Bu yüzden karşıma çıkan ilk bara yöneldim.
Simsiyah boyanmış korkutucu bir yerdi. Kapısında duran izbandut gibi kel herifler de siyah giyindiklerinden neredeyse fark edilmiyorlardı.
İşin tuhaf yanı sadece bu da değildi.Barın ismi Siyah'tı. Gerçekten mi(!)
Ne kadar da yaratıcısızdı.
Fazla eleştirilerimi kendime saklamaya karar verip kapıya yöneldim.
Tabi ki elimi kolumu sallayarak girememiştim.
Adamlar önüme dikilince burnumdaki gözlüğü hafifçe yukarı ittim ve tatlı olduğunu düşündüğüm bir şekilde gülümsedim.Ne var? Filmlerde bunu hep güzel kızlar yapar tamam da korumalar gay çıkamaz mı? Pekala da böyle bir ihtimal var!
-İş için gelmiştim.Bir barmene veya garsona ihtiyacınız var mı?
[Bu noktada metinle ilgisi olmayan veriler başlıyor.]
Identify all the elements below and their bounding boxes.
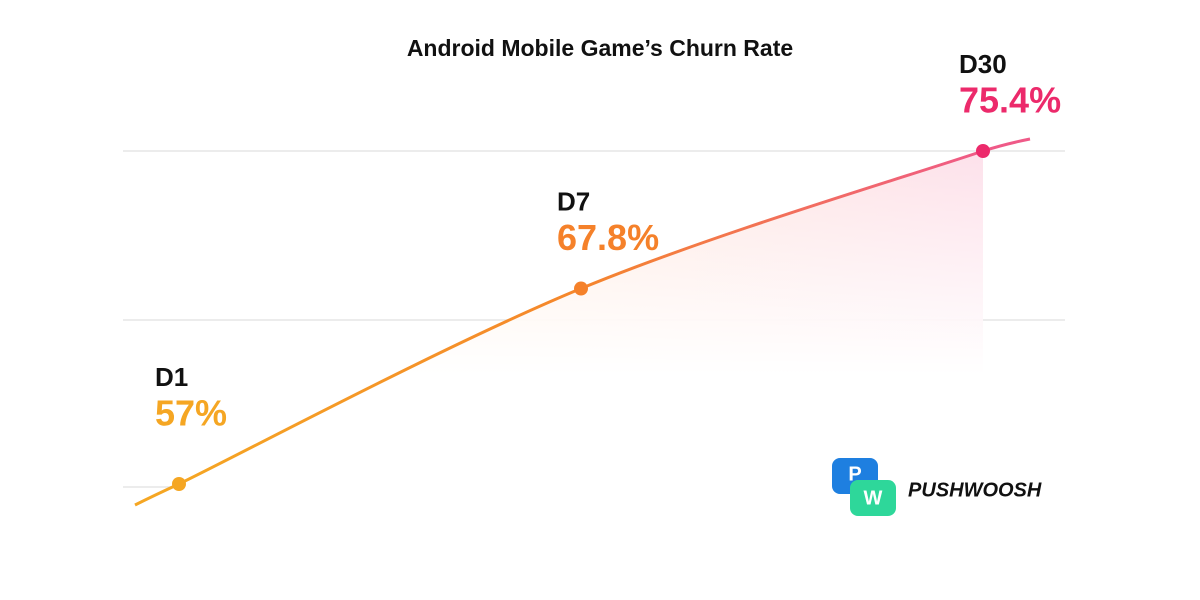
chart-title: Android Mobile Game’s Churn Rate [407,35,793,61]
category-label: D7 [557,186,590,216]
value-label: 75.4% [959,80,1061,121]
category-label: D30 [959,49,1007,79]
category-label: D1 [155,362,188,392]
logo-letter: P [848,463,861,485]
logo-letter: W [864,487,883,509]
point [574,281,588,296]
point [172,477,186,491]
line-tail [982,137,1031,153]
value-label: 67.8% [557,217,659,258]
brand-logo: P W PUSHWOOSH [832,458,1042,516]
point [976,144,990,158]
brand-name: PUSHWOOSH [908,479,1042,501]
value-label: 57% [155,393,227,434]
area-fade [179,151,983,524]
logo-bubble [850,480,896,516]
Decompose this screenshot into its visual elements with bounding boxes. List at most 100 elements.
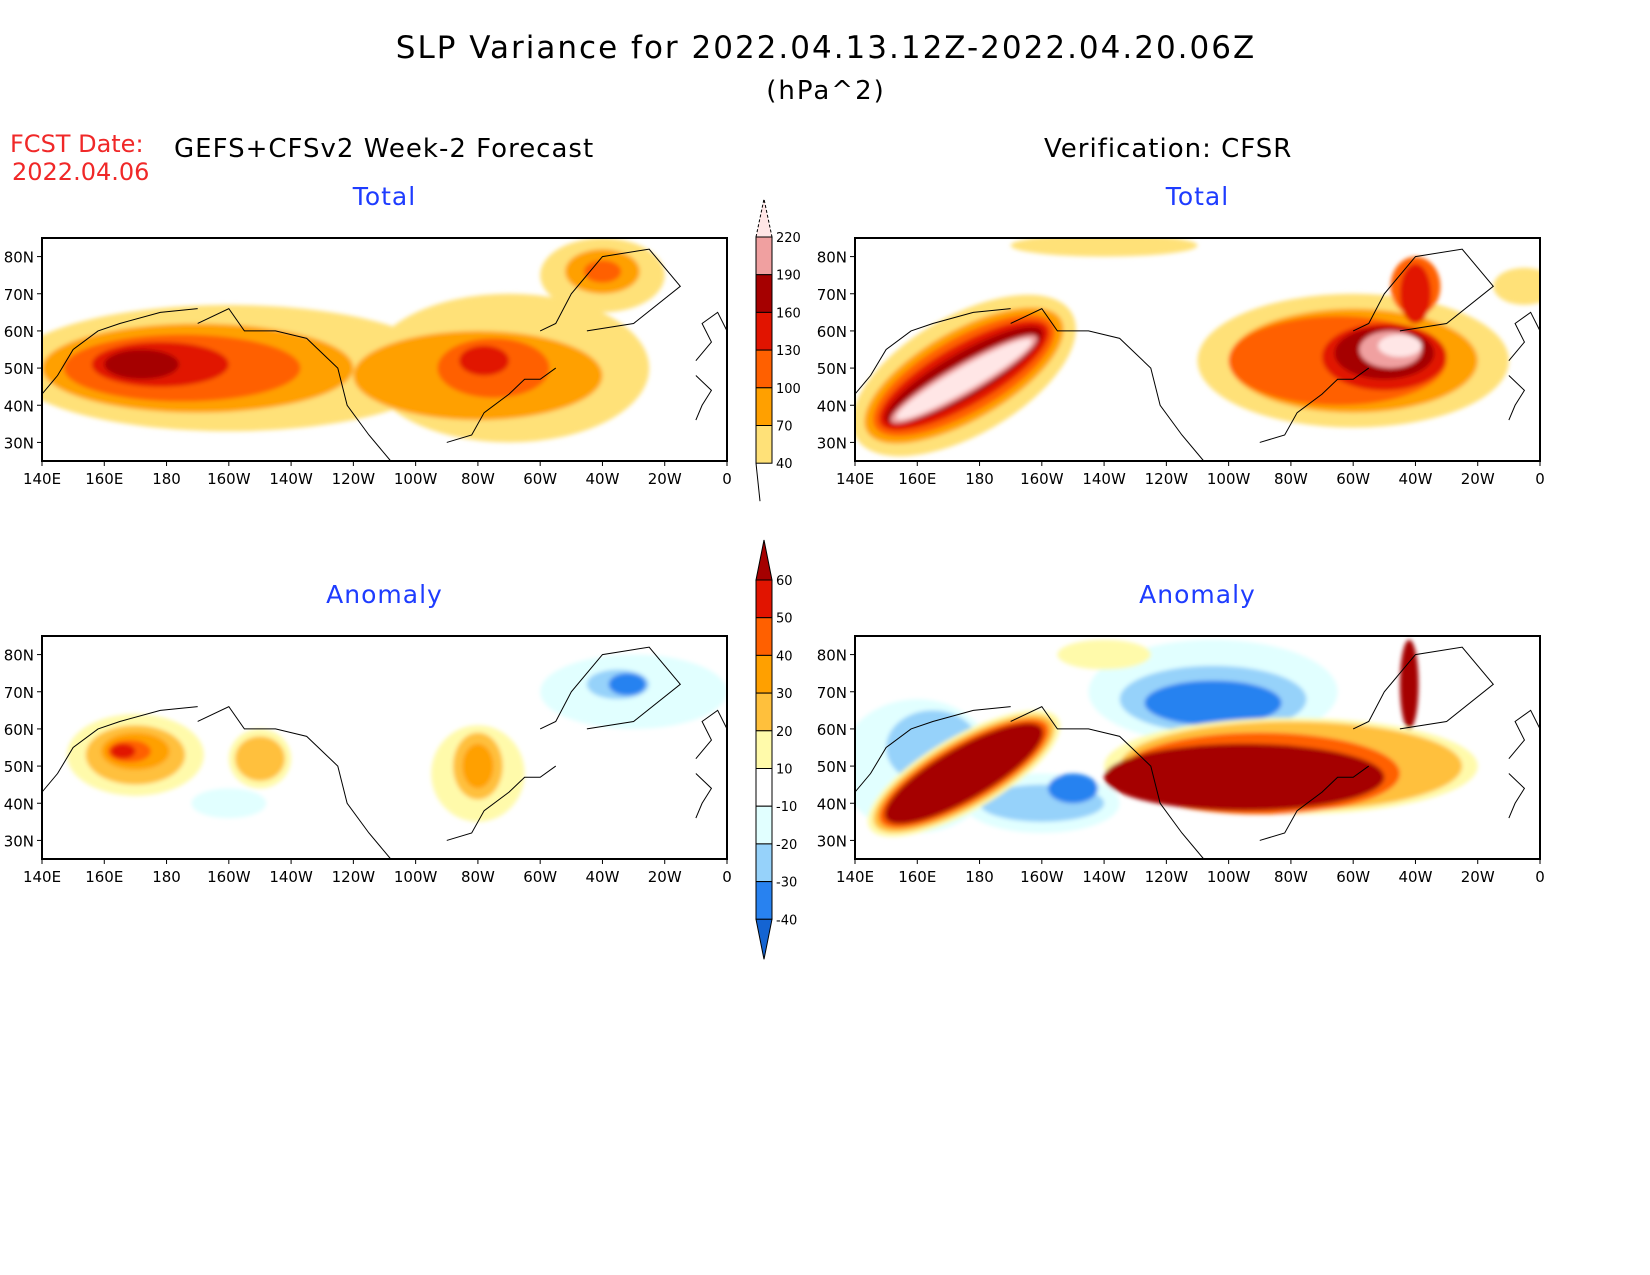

Dolgun ve biçimli dudaklarımı hafifçe sarkıttım.Adamlar pek acıyacak tiplere benzemiyordu ama her şeyi denemek lazımdı.
-Lütfen içeri girmeme izin verin bu işe ihtiyacım var.
Elimdeki çürük ve ezik meyve sebzeyle dolu poşeti gösterdim. Kolumu ağrıtmak dışında da bir şeylere yarayabilirlerdi.
Ve köpek bakışları gelir! Belki oyunculuk da düşünmeliydim.Adamlar beni baştan aşağı süzdükten sonra kahkahalarla gülmeye başladılar.Ben tam da neye güldüklerini soracakken ikisi de kenara çekildi.
Aynı anda şöyle demişlerdi:
-İçerde dikkatki ol ufaklık!
Hah, ufaklıkmış. 'Sizinkilerin ufak oldugundan eminim steroit beyinliler!'
ŞİMDİ OKUDUĞUN
ARAF(Tamamlandı)
Teen FictionTerkedilmişlik, hayatta kalmak için ödenen bedeller ve bolca mizahla başlayan bir aşk... Fark edilmemesi imkansız, aralarında yaşlar ve sosyal sınıflar olmasına rağmen, tensel bir çekim... Entrikalar, şehvet ve aşk oyunları. Araf'takilerin hikayesi...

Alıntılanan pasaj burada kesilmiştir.